NEW YORK — There are more than 300 of them in New York — violent crews of dozens of 12- to 20-year-olds with names such as Very Crispy Gangsters, True Money Gang and Cash Bama Bullies.

Police say these groups, clustered around a particular block or housing project, are responsible for about 40 percent of the city’s shootings, with most of that violence stemming from the smallest of disses on the street, Facebook, Twitter or Instagram.

“It’s like belonging to an evil fraternity,” said Inspector Kevin Catalina, commander of the New York Police Department’s gang division. “A lot of it is driven by nothing: A dispute over a girl or a wrong look or a perceived slight.”

The trend of smaller, younger crews has also been seen in Chicago and Northeast cities over the last few years as police have cracked down on bigger, more traditional gangs, experts said. While the Bloods, Crips and Latin Kings still exist, operating such money-making schemes as drug dealing, their members are usually older and understand the timeworn mantra of organized crime: violence is bad for business.

Not so for the crews, whose recklessness prompted former Police Commissioner Raymond Kelly in 2012 to launch an initiative to confront the crews dubbed Operation Crew Cut.

Investigators now focus on gathering intelligence about specific crews — understanding their activities, allegiances and feuds, which they glean through traditional street policing and trolling of social media sites, cellphone photos and even recorded jailhouse calls.

Police have also stepped up arrests of the most active crew members. In Manhattan, prosecutors set up an internal email alert system that notifies them when crew member are arrested, even on minor charges, and provides beyond-the-rap-sheet details for bail arguments. The prosecutor might mention that the person was a suspect in another crime or had made threats on Facebook, for instance.

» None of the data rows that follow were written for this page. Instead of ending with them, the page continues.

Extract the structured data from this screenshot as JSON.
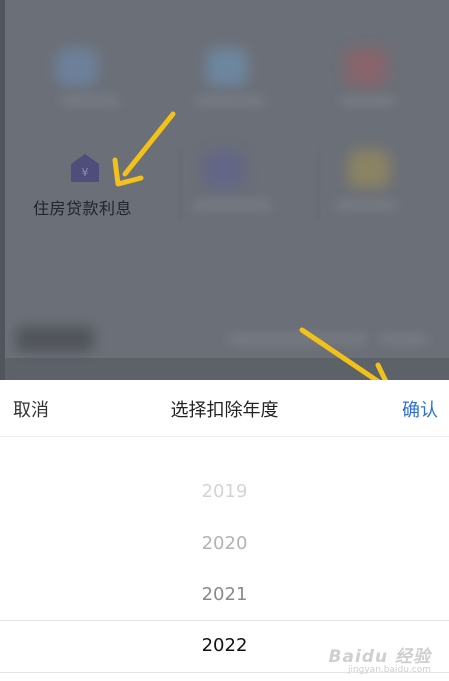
{
  "background": {
    "item_label": "住房贷款利息",
    "item_icon": "house-yuan-icon",
    "icon_color": "#4f4e7a",
    "overlay_color": "#5d6168"
  },
  "sheet": {
    "cancel_label": "取消",
    "title": "选择扣除年度",
    "confirm_label": "确认",
    "confirm_color": "#2f6fd8"
  },
  "picker": {
    "years": [
      "2019",
      "2020",
      "2021",
      "2022"
    ],
    "selected": "2022"
  },
  "annotation": {
    "arrow_color": "#f2c11a"
  },
  "watermark": {
    "brand": "Baidu 经验",
    "url": "jingyan.baidu.com"
  }
}
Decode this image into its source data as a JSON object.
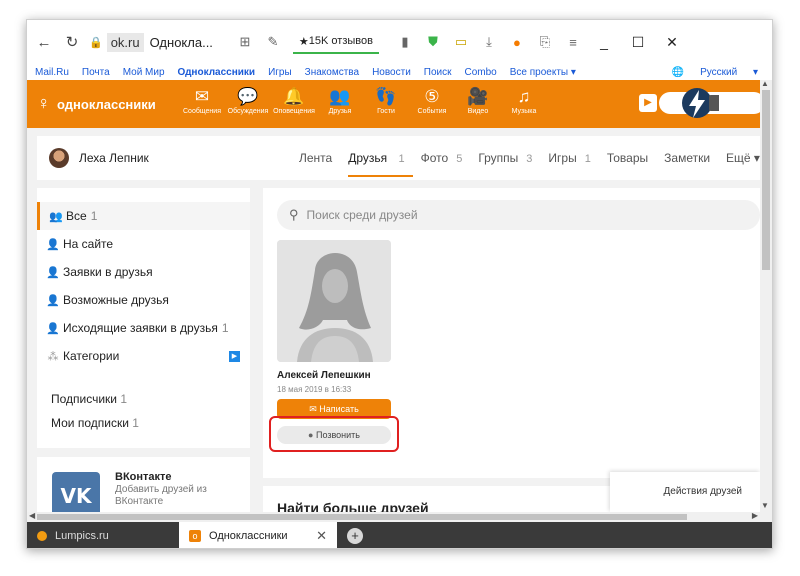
{
  "browser": {
    "url_host": "ok.ru",
    "tab_title_short": "Однокла...",
    "reviews_label": "15K отзывов"
  },
  "mailbar": {
    "items": [
      "Mail.Ru",
      "Почта",
      "Мой Мир",
      "Одноклассники",
      "Игры",
      "Знакомства",
      "Новости",
      "Поиск",
      "Combo",
      "Все проекты ▾"
    ],
    "language": "Русский"
  },
  "ok_header": {
    "logo_text": "одноклассники",
    "nav": [
      {
        "label": "Сообщения",
        "icon": "envelope-icon",
        "glyph": "✉"
      },
      {
        "label": "Обсуждения",
        "icon": "chat-icon",
        "glyph": "💬"
      },
      {
        "label": "Оповещения",
        "icon": "bell-icon",
        "glyph": "🔔"
      },
      {
        "label": "Друзья",
        "icon": "friends-icon",
        "glyph": "👥"
      },
      {
        "label": "Гости",
        "icon": "footprints-icon",
        "glyph": "👣"
      },
      {
        "label": "События",
        "icon": "events-icon",
        "glyph": "⑤"
      },
      {
        "label": "Видео",
        "icon": "video-icon",
        "glyph": "🎥"
      },
      {
        "label": "Музыка",
        "icon": "music-icon",
        "glyph": "♫"
      }
    ]
  },
  "profile": {
    "name": "Леха Лепник",
    "tabs": [
      {
        "label": "Лента",
        "count": ""
      },
      {
        "label": "Друзья",
        "count": "1"
      },
      {
        "label": "Фото",
        "count": "5"
      },
      {
        "label": "Группы",
        "count": "3"
      },
      {
        "label": "Игры",
        "count": "1"
      },
      {
        "label": "Товары",
        "count": ""
      },
      {
        "label": "Заметки",
        "count": ""
      },
      {
        "label": "Ещё ▾",
        "count": ""
      }
    ]
  },
  "sidebar": {
    "items": [
      {
        "label": "Все",
        "count": "1"
      },
      {
        "label": "На сайте",
        "count": ""
      },
      {
        "label": "Заявки в друзья",
        "count": ""
      },
      {
        "label": "Возможные друзья",
        "count": ""
      },
      {
        "label": "Исходящие заявки в друзья",
        "count": "1"
      },
      {
        "label": "Категории",
        "count": ""
      }
    ],
    "followers": {
      "label": "Подписчики",
      "count": "1"
    },
    "subscriptions": {
      "label": "Мои подписки",
      "count": "1"
    }
  },
  "vk_card": {
    "logo": "VK",
    "title": "ВКонтакте",
    "subtitle": "Добавить друзей из ВКонтакте"
  },
  "main": {
    "search_placeholder": "Поиск среди друзей",
    "friend": {
      "name": "Алексей Лепешкин",
      "date": "18 мая 2019 в 16:33",
      "write_label": "Написать",
      "call_label": "Позвонить"
    },
    "more_friends_title": "Найти больше друзей",
    "actions_label": "Действия друзей"
  },
  "tabs": {
    "lumpics": "Lumpics.ru",
    "ok": "Одноклассники"
  },
  "colors": {
    "ok_orange": "#ee8208",
    "highlight_red": "#e02020",
    "vk_blue": "#4a76a8"
  }
}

In a recent case in Harlem, Manhattan District Attorney Cyrus R. Vance Jr. says a 2009 killing kindled years of vendetta attacks, including three killings and 30 shootings. Sixty-three people were rounded up, and at least 62 entered guilty pleas, including crew members so young that one told another to “mob up” after school.

“The evidence was very powerful,” said Robert Anesi, who represented a 19-year-old who pleaded guilty to attempted murder and conspiracy charges in the case last week. “They had such access to social media and they knew who the players were.”

NYPD statistics show gang arrests are up citywide nearly 14 percent from 2013 — and more than 28 percent from two years ago. Shooting incidents citywide are about the same as they were last year, with 282 recorded so far, and are down by nearly 23 percent from two years ago.

Still, crew-related violence persists despite record dips in overall crime in New York City over the last few years. The most notable recent case came in March when investigators say a 14-year-old member of the Stack Money Goons shot a .357 revolver at a rival member of the Twan Family on a crowded bus in Brooklyn. The bullet instead killed an immigrant father who was working two jobs to support his family.

“When you ask young adults, ‘Why? Why did you shoot that young man?’ Probably 80 percent of the time the answer is: He disrespected me,” said Kai Smith, an ex-con-turned-businessman who runs a gang-diversion program in city high schools.

Smith works with students who have been arrested at least once, forcing them to define what disrespect means through exercises and role-playing.

Jamal Williams, 18, a high school junior, says he’s been affiliated with crews and gangs since he was 9, though he’s trying to turn his life around.

“A crew to me is a family,” he said. “They are going to be there for me like my parents was never there for me.”

As more crew members are locked up, investigators are noticing a trend of crew members shifting affiliations behind bars, emerging as a sort of hybrid gang-crew combination with diffused connections and alliances.

“That has really complicated this universe,” Catalina said. “We went from a traditional gang problem to a crew problem and now we’re morphing back into somewhat of a traditional gang problem.”